Nel 1875 Luigi Pennazzi intraprende il suo primo viaggio in Africa. Risalendo il corso del Nilo giunge a Gondocoro, un popoloso centro sul fiume, giusto fino a quel punto navigabile, nell’estremo meridione del Sudan Egiziano e quasi al confine, secondo le suddivisioni del tempo, tra Congo, Uganda e Kenia.

Vita straordinaria di viaggiatore la sua. Rampollo d’una nobile famiglia piacentina, nasce all’Avana di Cuba. Studia a Marsiglia e a Bruxelles. Non ancora ventenne, attraversa a cavallo la Cordigliera delle Ande, da Valparaiso a Santa Fé. Nel 1859 combatte a Solferino e poi, per un decennio, fino al 1871, segue Garibaldi all’Aspromonte, a Bezzecca, a Mentana. Della sua partecipazione in Epiro alla causa della libertà della Grecia, Pennazzi testimonia in La Grecia moderna, stampato da Treves nel 1879.

Dei suoi viaggi americani e africani dà conto nei due volumi Dal Po ai due Nili, che pubblica a Milano nel 1882. E nel 1880, 1881 e poi nel 1883 torna in Africa, sbarca a Massaua in Eritrea e raggiunge Khartum. Rientra nel 1883 a Massaua allestendo una spedizione alla quale partecipano, tra gli altri, lo zoologo Paolo Moretti e l’avvocato Guglielmo Godio, recente autore di Schizzi egiziani presso gli editori torinesi Roux e Favale.

Godio racconta quella sua avventura in una serie di articoli che appaiono su «La Gazzetta Piemontese» e, con il titolo Vita africana. Ricordi di un viaggio nel Sudan orientale, formeranno un libro che ebbe un certo successo, tempestivamente pubblicato da Vallardi a Milano, nel 1885.

Tra le molte pagine assai attraenti e vive, Godio fornisce, è da credere tenendo a modello l’amico Pennazzi, anche un ritratto del viaggiatore.

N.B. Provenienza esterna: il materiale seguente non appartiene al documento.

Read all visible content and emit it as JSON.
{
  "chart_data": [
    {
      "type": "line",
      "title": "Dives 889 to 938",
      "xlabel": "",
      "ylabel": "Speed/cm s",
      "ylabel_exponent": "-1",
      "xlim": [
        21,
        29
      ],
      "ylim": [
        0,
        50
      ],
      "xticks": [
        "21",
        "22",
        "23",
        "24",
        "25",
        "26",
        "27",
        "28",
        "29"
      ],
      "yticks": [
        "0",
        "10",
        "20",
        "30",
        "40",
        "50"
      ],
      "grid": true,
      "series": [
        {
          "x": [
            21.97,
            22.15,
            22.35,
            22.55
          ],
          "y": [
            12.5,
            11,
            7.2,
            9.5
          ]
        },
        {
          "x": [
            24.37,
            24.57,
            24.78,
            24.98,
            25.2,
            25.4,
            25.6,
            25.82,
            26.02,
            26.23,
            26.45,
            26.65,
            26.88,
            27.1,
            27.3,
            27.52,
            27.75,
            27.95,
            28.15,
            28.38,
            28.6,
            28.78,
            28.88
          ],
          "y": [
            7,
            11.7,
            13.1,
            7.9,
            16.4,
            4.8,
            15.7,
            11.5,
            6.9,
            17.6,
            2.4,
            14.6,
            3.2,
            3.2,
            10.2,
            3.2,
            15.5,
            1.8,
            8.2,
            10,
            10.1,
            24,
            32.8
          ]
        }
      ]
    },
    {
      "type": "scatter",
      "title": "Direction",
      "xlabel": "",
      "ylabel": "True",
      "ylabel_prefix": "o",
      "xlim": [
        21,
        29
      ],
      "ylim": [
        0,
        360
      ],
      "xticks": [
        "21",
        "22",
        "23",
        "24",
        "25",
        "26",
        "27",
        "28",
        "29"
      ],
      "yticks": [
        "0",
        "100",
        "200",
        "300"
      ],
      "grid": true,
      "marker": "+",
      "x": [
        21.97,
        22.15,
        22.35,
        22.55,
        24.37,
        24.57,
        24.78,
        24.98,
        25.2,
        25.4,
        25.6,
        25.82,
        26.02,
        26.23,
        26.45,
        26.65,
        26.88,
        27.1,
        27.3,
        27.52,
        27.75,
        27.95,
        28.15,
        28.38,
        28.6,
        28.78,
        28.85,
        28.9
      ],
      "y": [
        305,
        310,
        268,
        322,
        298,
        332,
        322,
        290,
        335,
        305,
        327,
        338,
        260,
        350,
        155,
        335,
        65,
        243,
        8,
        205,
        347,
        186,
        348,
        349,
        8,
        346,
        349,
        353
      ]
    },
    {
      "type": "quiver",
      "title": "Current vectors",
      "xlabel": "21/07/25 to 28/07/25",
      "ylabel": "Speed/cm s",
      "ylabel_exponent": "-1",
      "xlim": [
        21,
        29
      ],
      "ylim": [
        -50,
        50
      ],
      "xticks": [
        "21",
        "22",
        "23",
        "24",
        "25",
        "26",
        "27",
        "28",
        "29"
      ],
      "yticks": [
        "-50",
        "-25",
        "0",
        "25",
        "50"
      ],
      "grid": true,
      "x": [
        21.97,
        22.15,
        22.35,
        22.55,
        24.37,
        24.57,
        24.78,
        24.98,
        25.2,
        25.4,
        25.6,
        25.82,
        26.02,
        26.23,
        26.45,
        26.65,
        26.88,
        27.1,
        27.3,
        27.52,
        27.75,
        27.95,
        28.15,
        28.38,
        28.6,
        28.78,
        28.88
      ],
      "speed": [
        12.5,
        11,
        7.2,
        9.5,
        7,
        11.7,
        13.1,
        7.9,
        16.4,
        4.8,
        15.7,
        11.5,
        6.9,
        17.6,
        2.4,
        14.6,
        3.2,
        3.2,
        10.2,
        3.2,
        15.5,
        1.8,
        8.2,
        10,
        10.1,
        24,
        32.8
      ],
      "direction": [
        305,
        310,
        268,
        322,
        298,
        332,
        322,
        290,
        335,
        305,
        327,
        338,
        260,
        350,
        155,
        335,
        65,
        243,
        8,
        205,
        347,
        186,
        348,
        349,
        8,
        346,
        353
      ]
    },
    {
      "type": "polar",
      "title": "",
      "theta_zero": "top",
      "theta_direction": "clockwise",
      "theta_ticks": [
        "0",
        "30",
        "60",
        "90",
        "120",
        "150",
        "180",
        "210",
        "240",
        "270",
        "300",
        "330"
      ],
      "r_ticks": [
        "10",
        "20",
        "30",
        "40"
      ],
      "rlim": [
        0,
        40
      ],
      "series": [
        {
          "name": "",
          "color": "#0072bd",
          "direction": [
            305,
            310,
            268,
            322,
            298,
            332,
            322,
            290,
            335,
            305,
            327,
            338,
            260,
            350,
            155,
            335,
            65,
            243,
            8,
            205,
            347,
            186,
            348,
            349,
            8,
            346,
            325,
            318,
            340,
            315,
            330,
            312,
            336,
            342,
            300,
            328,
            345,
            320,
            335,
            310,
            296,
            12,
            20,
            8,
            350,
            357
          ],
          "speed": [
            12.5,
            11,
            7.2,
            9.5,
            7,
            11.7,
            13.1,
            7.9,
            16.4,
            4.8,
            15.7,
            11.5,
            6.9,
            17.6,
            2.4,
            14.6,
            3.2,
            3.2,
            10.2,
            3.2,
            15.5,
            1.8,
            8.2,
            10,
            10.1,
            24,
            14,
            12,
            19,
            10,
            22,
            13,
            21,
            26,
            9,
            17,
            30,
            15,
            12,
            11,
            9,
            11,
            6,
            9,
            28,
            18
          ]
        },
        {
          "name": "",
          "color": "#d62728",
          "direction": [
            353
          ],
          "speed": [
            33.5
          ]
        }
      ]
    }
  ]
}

Del viaggiatore, scrive, «per istinto, per passione, colui che, avido d’istruirsi, anziché leggere nei libri scritti, ama leggere nel gran libro delle cose, che nel viaggio vede il mezzo più efficace per elevarsi, per dilatare le sue idee, per nutrire il suo intelletto, che si sente attratto irresistibilmente dal fascino dell’ignoto».

Tuttavia, verso l’ignoto è buona regola andare, ci mette in guardia l’avveduto avvocato piemontese, «provvedendo per tempo ad un savio equipaggiamento». E non solo non lesina Godio consigli e preziose indicazioni a chi volesse a quel tempo recarsi in Africa, ma con estrema puntualità e diligenza fornisce più di un elenco di indispensabili «provviste» non mancando di suggerire di farle non in Africa, ma «in Europa e da negozianti di confidenza, esigendo sempre i generi di primissima qualità se alimentari o medicinali, i più perfezionati se trattasi di fornimenti di abiti o tende, eccetera».

Veniamo così messi a parte di alcune norme basate sulla sua diretta esperienza e invitati a scelte relative all’equipaggiamento, oculatamente motivate. Ampi paragrafi trattano, in successione, del Vestiario; degli Alimentari; degli Strumenti scientifici; dei Doni («L’Africa è il paese ospitale per eccellenza. Onde, scrive Godio, la necessità di avere nel bagaglio una quantità di doni assortiti destinati a contraccambiare l’ospitalità ed i favori che il viaggiatore riceve»); e, infine, delle Armi.

Del Vestiario mi limito a segnalare l’elogio del copricapo che chiamiamo casco e che Godio nomina come «il cappello così detto di Calcutta», ovvero «l’elmo di sughero coperto di tela bianca o avana, adottato dagli Inglesi nelle Indie», leggerissimo, ampio, «munito sul culmine d’uno sfiatatoio». Spunta i dardi del sole equatoriale.

Degli Alimentari è possibile fare un suggestivo elenco, a cominciare dalle ditte e dalle marche alle quali Godio si è rivolto, alcune diffuse ancora oggi nel mercato: «la provvista più saggia, più lodata ed apprezzata dai compagni ch’io abbia fatta, si furono quattro casse di legumi conservati in scatole del rinomato Cirio». E poi, atteso che «è un vecchio pregiudizio quello che assevera essere l’uso dei liquori pernicioso nei climi caldi», ecco una nutrita lista delle ditte Cora di Torino, Branca di Milano e Buton di Bologna: «Cognac fine champagne; Benedictine; Amaro Coca; Fernet; Elixir Coca»: nomi soavi da pronunciare (e da delibare) felici, sotto un baobab, quando nella foresta annotta.